- Genre: Drama
- Screenplay by: Vickie Patik; Christopher Canaan;
- Story by: Vickie Patik
- Directed by: Donald Wrye
- Starring: Cheryl Ladd; Polly Draper; Robert Desiderio; D. David Morin; Kathleen Wilhoite; Ted Levine;
- Composer: Chris Boardman
- Country of origin: United States
- Original language: English

Production
- Executive producer: Larry Thompson
- Producer: Donald Wrye
- Cinematography: Rick Bota
- Editor: David Siegel
- Running time: 93 minutes
- Production company: Larry Thompson Entertainment

Original release
- Network: CBS
- Release: December 26, 1993

= Broken Promises: Taking Emily Back =

1993 television film by Donald Wrye

Broken Promises: Taking Emily Back is a 1993 American drama television film directed and produced by Donald Wrye. The film stars Cheryl Ladd, Polly Draper, Robert Desiderio, D. David Morin, Kathleen Wilhoite, and Ted Levine. It premiered on CBS on December 26, 1993.

== Plot ==
Ever since Pam Cheney (Cheryl Ladd) lost her baby during labor, she has been struggling with depression. She is not only supported by her loving, but hard-working husband Sean (Robert Desiderio), but also by her friends Ella (Polly Draper) and Terry Sabin (D. David Morin), who have also lost a baby at age three. One year after labor, Pam decides to finally take a proposal to adopt a toddler. Going through official agencies proves unsuccessful, partly due to Pam's age, partly due to the growing demand of adoption. She is advised to take care of an orphaned teenager instead, but Sean refuses this option.

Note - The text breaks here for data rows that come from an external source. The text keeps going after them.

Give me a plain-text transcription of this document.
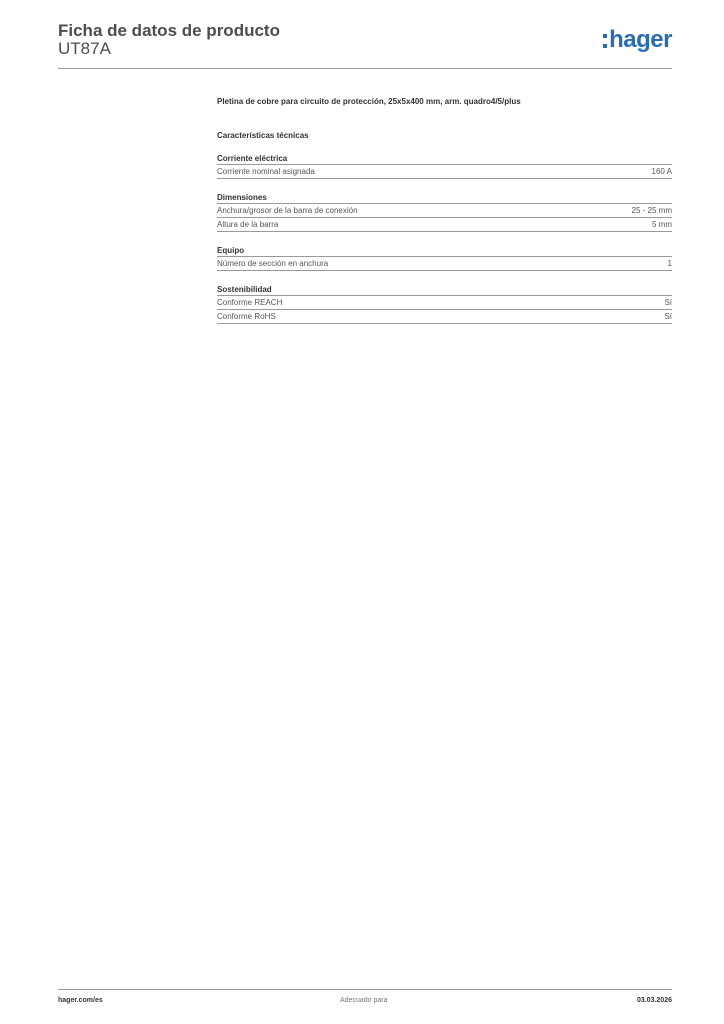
Ficha de datos de producto
UT87A	hager
Pletina de cobre para circuito de protección, 25x5x400 mm, arm. quadro4/5/plus
Características técnicas
Corriente eléctrica
Corriente nominal asignada	160 A
Dimensiones
Anchura/grosor de la barra de conexión	25 - 25 mm
Altura de la barra	5 mm
Equipo
Número de sección en anchura	1
Sostenibilidad
Conforme REACH	Sí
Conforme RoHS	Sí
hager.com/es	Adecuado para	03.03.2026
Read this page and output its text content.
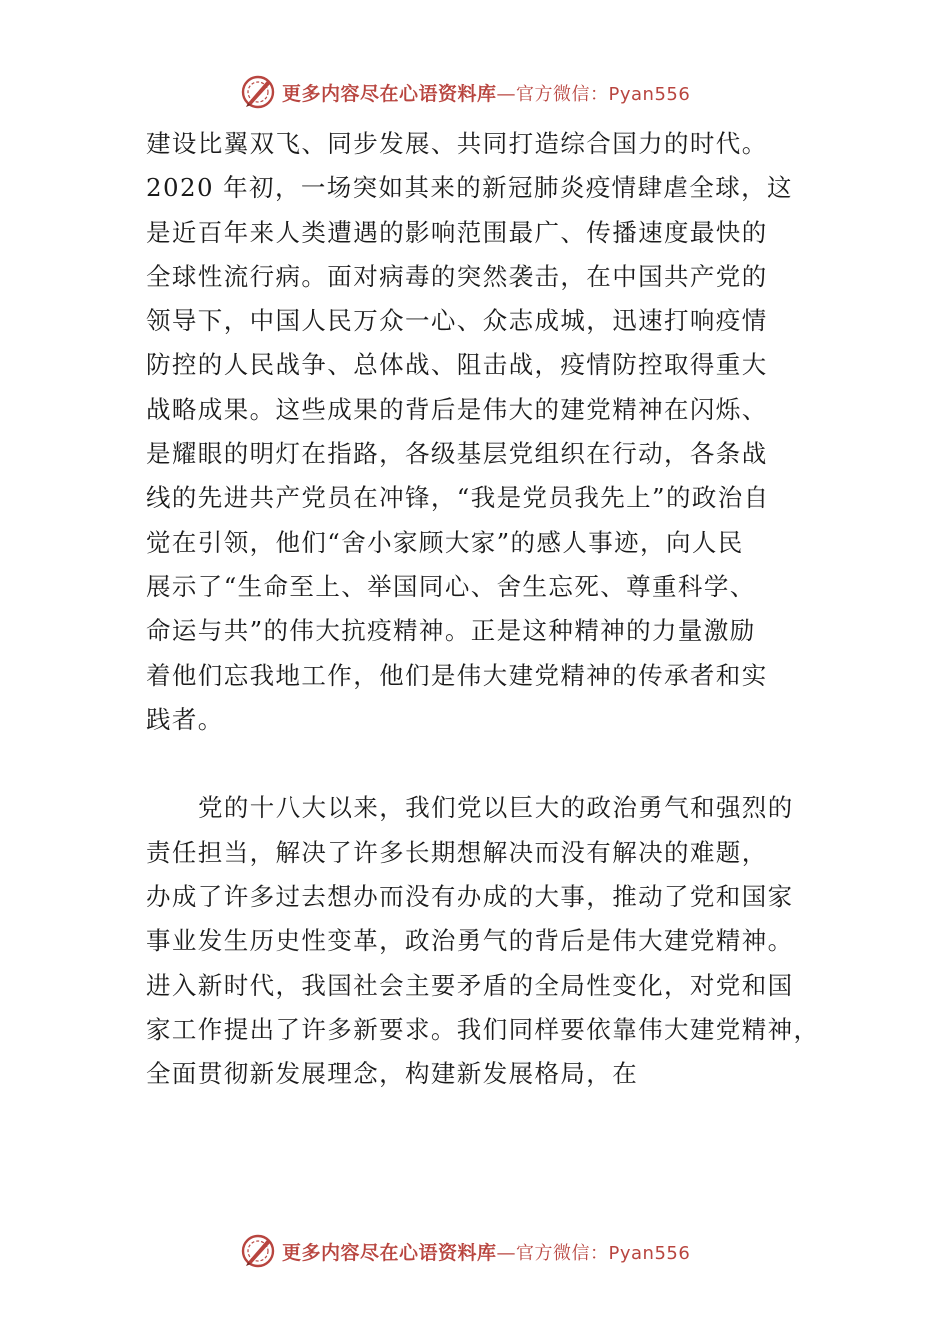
更多内容尽在心语资料库—官方微信：Pyan556
建设比翼双飞、同步发展、共同打造综合国力的时代。
2020 年初，一场突如其来的新冠肺炎疫情肆虐全球，这
是近百年来人类遭遇的影响范围最广、传播速度最快的
全球性流行病。面对病毒的突然袭击，在中国共产党的
领导下，中国人民万众一心、众志成城，迅速打响疫情
防控的人民战争、总体战、阻击战，疫情防控取得重大
战略成果。这些成果的背后是伟大的建党精神在闪烁、
是耀眼的明灯在指路，各级基层党组织在行动，各条战
线的先进共产党员在冲锋，“我是党员我先上”的政治自
觉在引领，他们“舍小家顾大家”的感人事迹，向人民
展示了“生命至上、举国同心、舍生忘死、尊重科学、
命运与共”的伟大抗疫精神。正是这种精神的力量激励
着他们忘我地工作，他们是伟大建党精神的传承者和实
践者。
党的十八大以来，我们党以巨大的政治勇气和强烈的
责任担当，解决了许多长期想解决而没有解决的难题，
办成了许多过去想办而没有办成的大事，推动了党和国家
事业发生历史性变革，政治勇气的背后是伟大建党精神。
进入新时代，我国社会主要矛盾的全局性变化，对党和国
家工作提出了许多新要求。我们同样要依靠伟大建党精神，
全面贯彻新发展理念，构建新发展格局，在
更多内容尽在心语资料库—官方微信：Pyan556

Instead, she meets a lawyer she knows nothing about, and, without going through the legal business, pays him a large sum of money to meet with a homeless couple, Gary (Ted Levine) and Lily Ward (Kathleen Wilhoite), who are selling their daughter Emily (Amanda and Megan Braun). Even though Sean has severe doubts about the lawyer and the morality of this kind of adoption, he allows his wife to meet with the couple. During this, it immediately becomes clear to Pam that Lily is unwilling to give up Emily, though Lily insists that she wants the best for her daughter. At the end of the conversation, Gary allows Pam and Sean to adopt Emily.

Pam is delighted and soon grows used to raising a child. Trouble starts when Gary and Lily, having recently been thrown out of their shelter, demand to take back Emily, pointing out that the contract allows them to change their minds for the first thirty days after the adoption. Pam is desperate to prevent this, and grants Gary his one wish: she buys him a car, even though the contract forbids her to support Gary and Lily financially. Hoping that this has changed Gary's mind, she keeps the deal a secret from her husband. However, when Gary returns, demanding more, Sean feels that his doubts are confirmed: Gary and Lily are con artists. He wants to give up Emily before he and Pam get involved too much emotionally, but it proves too late: Pam is unwilling to leave Emily.

Alternatively, she recognizes Gary as the source of all trouble and persuades Lily to leave him. Though Gary is able to seduce Lily - now pregnant again - back, he agrees on leaving alone the Cheneys and Emily. Meanwhile, Ella, who accompanied Pam to the shelter where she met with Lily and became moved by a poor orphan, convinces Terry to give parenthood another chance. They meet with an attorney to legally adopt Lily's unborn child. Lily commits to the deal but later finds out that Gary has granted the adoption to another couple outside the law. Realizing that her husband is no good, she leaves him to be beaten by another man.

Sometime later, Lily gives birth to a baby boy. Gary shows up at the hospital with a new lawyer to claim Emily and the boy. Lily, however, convinces him that they are bad parents and should be brought up by the Cheneys and Sabins. In the end, Gary leaves the hospital, leaving his children behind with the adoptive parents.

==Cast==
- Cheryl Ladd as Pamela 'Pam' Cheney
- Polly Draper as Ella Sabin
- Robert Desiderio as Sean Cheney
- D. David Morin as Terry Sabin
- Kathleen Wilhoite as Lily Ward
- Ted Levine as Gary Ward
- Amanda and Megan Braun as Emily
- Jordan Ladd as Waitress

==Production==
In a 1993 interview, Ladd commented on the film: "This particular story really grabbed me, and I think that's partly because there's been so much of this in the news. What I loved about it is that there really are no heroes and no villains, just humans with all of their gifts and all of their difficulties." She furthermore praised her colleagues for their acting performances and recalled the film as "some of the best work I've done on television."